Ah, you're right, I missed that part. I will adjust
the graphs to match your description...

Scott, you're right as well, I fixed that error as well.
Thank you! I am adding some annotations to make
them more clear, and a legend as well. I have time
on the y-axis, although typically that is on the x.
I'm open to ideas if anyone would like to see this
in a different way... I'll post a revision tomorrow.


To answer your question about the increase in
combinations, I understand it like this:

In the current scaler encoder (as I understand it)
we would only get 37 unique combinations or
SDRs from the input range of 0db to 114db.
Anything above or below that would be clipped.

In your proposed system, it would be a statistics
problem that can be described using the
combination formula. The total number of possible
unique combinations of r in the set of n can be found
by using nCr  which is n! / r!(n - r)!

In my example, I have 41 bits with 5 always on
so the total unique combinations of 5 on bits in
a set of 41 total bits where n=41 and r = 5 is

 41! / 5!36! = 749398

unless I'm not seeing this correctly, this is a huge
increase in the number of SDRs that can be made
with the same number of bits and the range is
also increased dramatically.

My example is not 2% sparse, but running the
math on your numbers is difficult but will no doubt
show a large increase. 500! / 20!480!  My calculator
can't handle these large numbers, but I'm sure you
will get much more than 481 combinations of 20 on
bits from a 500 bit pool.

Am I seeing this correctly? Is this huge increase in
combinations going to saturate the CLA? This is
the area where I got stuck in my own research, finding
that the number of spatial patterns exploded as I moved
up the hierarchy, and having not discovered the idea
of using sparseness to simplify things, I couldn't see
a solution. I'm trying to imagine the impact this new
encoder will have. Are you thinking of allowing the
encoder to generate all possible combinations or
just a subset of them? If so, how do you see this playing
out?
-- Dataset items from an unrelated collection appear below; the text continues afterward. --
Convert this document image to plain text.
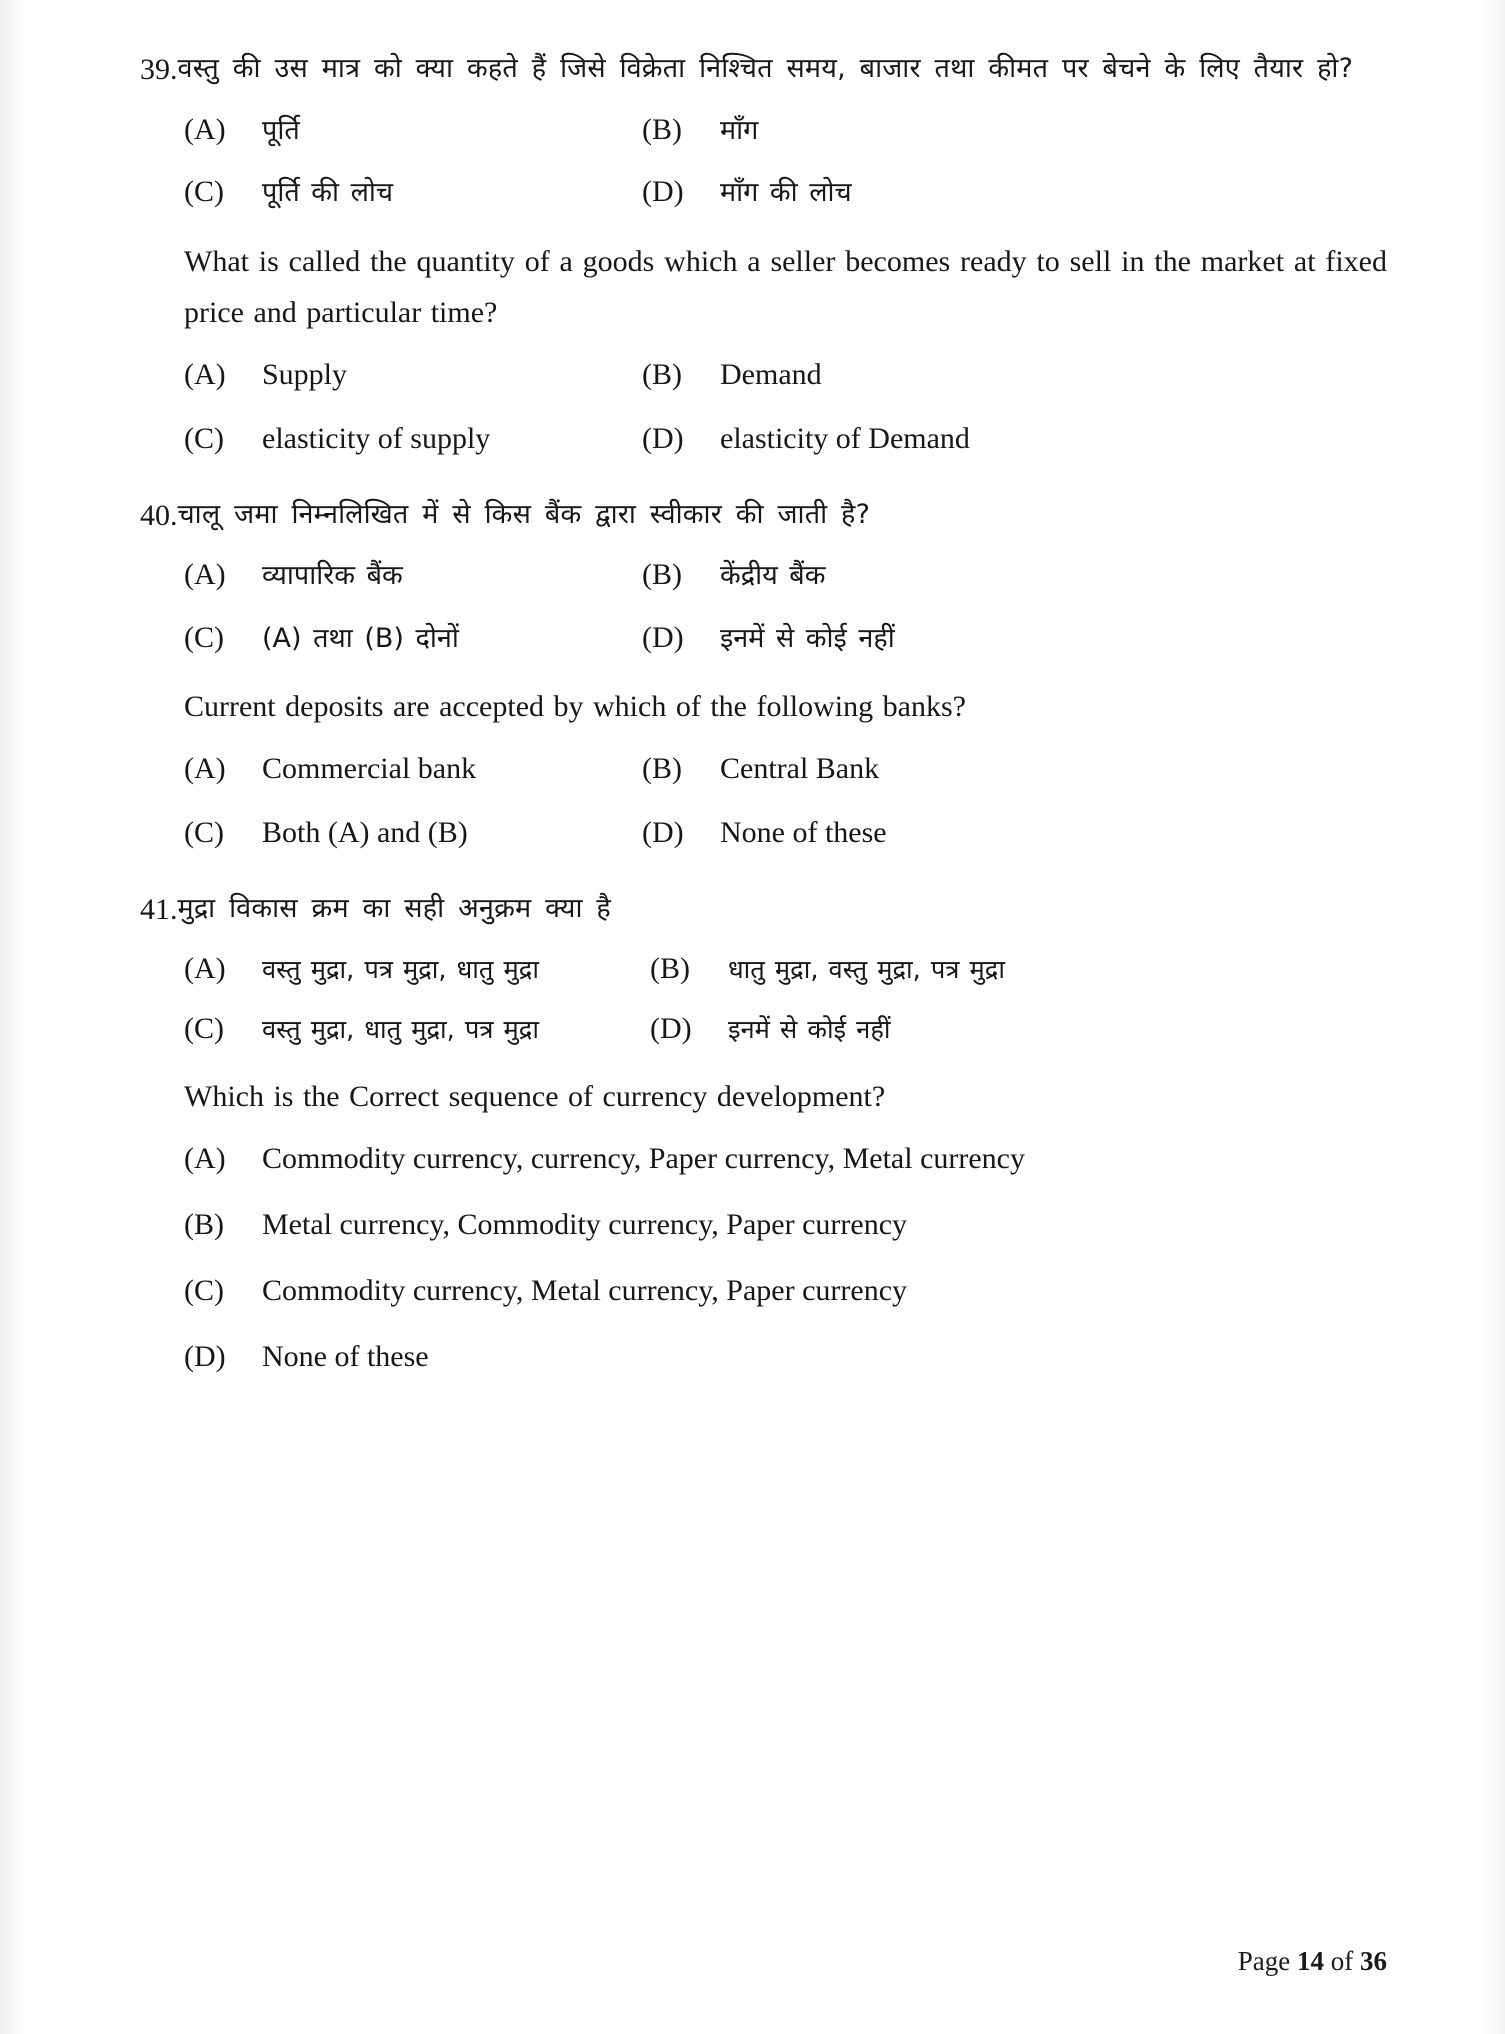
39. वस्तु की उस मात्र को क्या कहते हैं जिसे विक्रेता निश्चित समय, बाजार तथा कीमत पर बेचने के लिए तैयार हो?
(A)	पूर्ति	(B)	माँग
(C)	पूर्ति की लोच	(D)	माँग की लोच
What is called the quantity of a goods which a seller becomes ready to sell in the market at fixed price and particular time?
(A)	Supply	(B)	Demand
(C)	elasticity of supply	(D)	elasticity of Demand
40. चालू जमा निम्नलिखित में से किस बैंक द्वारा स्वीकार की जाती है?
(A)	व्यापारिक बैंक	(B)	केंद्रीय बैंक
(C)	(A) तथा (B) दोनों	(D)	इनमें से कोई नहीं
Current deposits are accepted by which of the following banks?
(A)	Commercial bank	(B)	Central Bank
(C)	Both (A) and (B)	(D)	None of these
41. मुद्रा विकास क्रम का सही अनुक्रम क्या है
(A)	वस्तु मुद्रा, पत्र मुद्रा, धातु मुद्रा	(B)	धातु मुद्रा, वस्तु मुद्रा, पत्र मुद्रा
(C)	वस्तु मुद्रा, धातु मुद्रा, पत्र मुद्रा	(D)	इनमें से कोई नहीं
Which is the Correct sequence of currency development?
(A)	Commodity currency, currency, Paper currency, Metal currency
(B)	Metal currency, Commodity currency, Paper currency
(C)	Commodity currency, Metal currency, Paper currency
(D)	None of these

Page 14 of 36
If not, how many should it allow?

Thanks!  : )




Patrick







On Oct 31, 2013, at 3:24 PM, Jeff Hawkins wrote:

> Patrick,
> Yes, I think you have the idea captured in these very nice images.
> 
> As I understand the images, the x-axis is a list of encoding bits.  The
> y-axis shows encodings of successively increasing scalar input values.
> 
> In my original email, at the end, I suggested that in hind sight we could
> have just picked encoder bits randomly.  As you say, this would be cleaner
> and eliminate the strangeness of starting assigning coding bits one way and
> then switching to a different, random, method.  This would also reduce the
> possibility of having some edge condition as we switch from the first method
> to the second.
> 
> I don't see why this would increase the number of possible combinations.